Advice from Sandeman Events

Natasha from Sandeman Events kindly gave her time to talk to us about finding venues. And she had lots of fantastic tips!

  1. When approaching venues, emphasise that this is a charitable community event. Although you're not raising money, this is an event to help local families who are affected by MS. People may not be aware that you and your team are volunteers; and that the Digesting Science team have, through grant applications, fully funded the project. No one is making any profit! Using words like 'charitable' 'local' 'community' and 'families' help to get the point across and make venues more amenable to giving you their space for free.
  2. In addition to using those key words when approaching venues, have in mind who is benefitting. Tell venues a little about the event and how it will help children, and people with MS. If they want to know more, direct them to our Facebook page where they can see pictures of events in action and lots of smiling people!
  3. Try the council. If you can, get in touch with your local council or attend a council meeting. They will not only know venues, but the big community movers and shakers are usually part of, or in close touch with, the local council. You'll meet people who will be willing to help, or fund, or give time or their space to run the event. People can be incredibly generous, but you have to ask them first!
  4. Think local. Have you got community noticeboards, or (the 21st century version) a local Facebook group? It's worth putting out a call for help on finding a venue on a local social media group or well-used noticeboard. You never know who may respond with offers of help! And ask anyone and everyone you know. It could even be that a person who owns a big house with enough space (ok a really big house, but you never know!) could offer their home.
  5. If you know any cafes or businesses with a suitable space, go and ask them directly (see tip 1). Remember, they can talk about how they've hosted the event, which is advertising for them and boosts their local profile.
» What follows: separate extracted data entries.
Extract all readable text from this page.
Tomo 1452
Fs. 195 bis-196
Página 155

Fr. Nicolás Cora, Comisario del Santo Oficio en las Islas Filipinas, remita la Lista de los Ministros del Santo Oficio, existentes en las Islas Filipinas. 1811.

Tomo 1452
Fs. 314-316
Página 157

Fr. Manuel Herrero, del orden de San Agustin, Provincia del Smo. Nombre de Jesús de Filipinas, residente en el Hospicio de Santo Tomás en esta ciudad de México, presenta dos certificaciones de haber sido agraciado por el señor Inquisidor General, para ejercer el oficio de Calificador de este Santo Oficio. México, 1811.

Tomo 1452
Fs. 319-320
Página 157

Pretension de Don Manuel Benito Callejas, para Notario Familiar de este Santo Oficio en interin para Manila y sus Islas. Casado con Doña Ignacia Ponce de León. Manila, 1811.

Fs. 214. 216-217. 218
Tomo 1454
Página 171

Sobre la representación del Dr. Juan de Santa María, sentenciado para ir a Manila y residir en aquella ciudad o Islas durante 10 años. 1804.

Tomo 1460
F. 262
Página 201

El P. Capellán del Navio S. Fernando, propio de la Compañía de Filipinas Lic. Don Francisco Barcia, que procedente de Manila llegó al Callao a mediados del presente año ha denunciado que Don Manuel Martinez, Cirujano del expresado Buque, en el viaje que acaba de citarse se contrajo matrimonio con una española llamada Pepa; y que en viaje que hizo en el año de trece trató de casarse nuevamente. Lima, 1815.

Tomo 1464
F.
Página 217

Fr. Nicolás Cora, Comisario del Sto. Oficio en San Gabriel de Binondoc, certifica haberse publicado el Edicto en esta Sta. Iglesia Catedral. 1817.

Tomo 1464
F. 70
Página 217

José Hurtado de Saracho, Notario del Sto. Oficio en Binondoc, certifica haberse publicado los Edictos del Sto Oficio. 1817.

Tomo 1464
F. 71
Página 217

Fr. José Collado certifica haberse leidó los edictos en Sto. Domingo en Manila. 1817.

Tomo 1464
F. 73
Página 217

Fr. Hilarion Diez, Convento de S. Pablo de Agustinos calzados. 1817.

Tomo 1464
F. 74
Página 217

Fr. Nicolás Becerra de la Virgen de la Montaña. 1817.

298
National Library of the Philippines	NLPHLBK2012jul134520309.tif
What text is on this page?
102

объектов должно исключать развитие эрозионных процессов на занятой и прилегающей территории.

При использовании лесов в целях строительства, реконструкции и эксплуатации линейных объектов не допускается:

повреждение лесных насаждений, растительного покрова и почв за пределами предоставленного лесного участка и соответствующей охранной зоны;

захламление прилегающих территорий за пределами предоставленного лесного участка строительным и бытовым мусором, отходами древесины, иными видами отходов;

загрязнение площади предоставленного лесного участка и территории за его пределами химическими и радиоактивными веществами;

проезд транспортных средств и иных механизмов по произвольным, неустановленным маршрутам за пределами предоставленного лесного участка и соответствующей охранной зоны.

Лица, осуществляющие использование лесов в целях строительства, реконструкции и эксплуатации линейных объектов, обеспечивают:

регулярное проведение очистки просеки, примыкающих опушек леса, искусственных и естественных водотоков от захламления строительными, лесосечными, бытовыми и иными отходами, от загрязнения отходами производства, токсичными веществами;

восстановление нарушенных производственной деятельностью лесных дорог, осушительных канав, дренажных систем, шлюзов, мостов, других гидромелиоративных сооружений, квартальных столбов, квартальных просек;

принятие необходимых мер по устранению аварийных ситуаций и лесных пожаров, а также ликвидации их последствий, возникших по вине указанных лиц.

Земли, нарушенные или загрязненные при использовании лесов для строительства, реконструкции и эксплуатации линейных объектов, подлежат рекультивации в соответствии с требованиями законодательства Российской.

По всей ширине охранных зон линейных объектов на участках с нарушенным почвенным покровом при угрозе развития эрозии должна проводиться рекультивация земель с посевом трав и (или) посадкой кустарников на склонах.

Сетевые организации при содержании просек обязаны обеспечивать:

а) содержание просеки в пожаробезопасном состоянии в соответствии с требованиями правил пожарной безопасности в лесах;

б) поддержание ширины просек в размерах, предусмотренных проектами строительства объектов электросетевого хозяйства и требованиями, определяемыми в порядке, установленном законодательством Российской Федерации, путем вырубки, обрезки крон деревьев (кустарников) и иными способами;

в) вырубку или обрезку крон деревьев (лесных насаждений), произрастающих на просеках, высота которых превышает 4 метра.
  6. Big event venues often allocate a certain number of days per year that they set aside for events that are for a good cause. They use this allowance to let people run their events free of charge. So don't rule out venues that ordinarily would cater for weddings, large corporate events or private parties. Don't be afraid to ring and ask! They are benefitting from fulfilling their corporate social responsibility and helping out people in their community.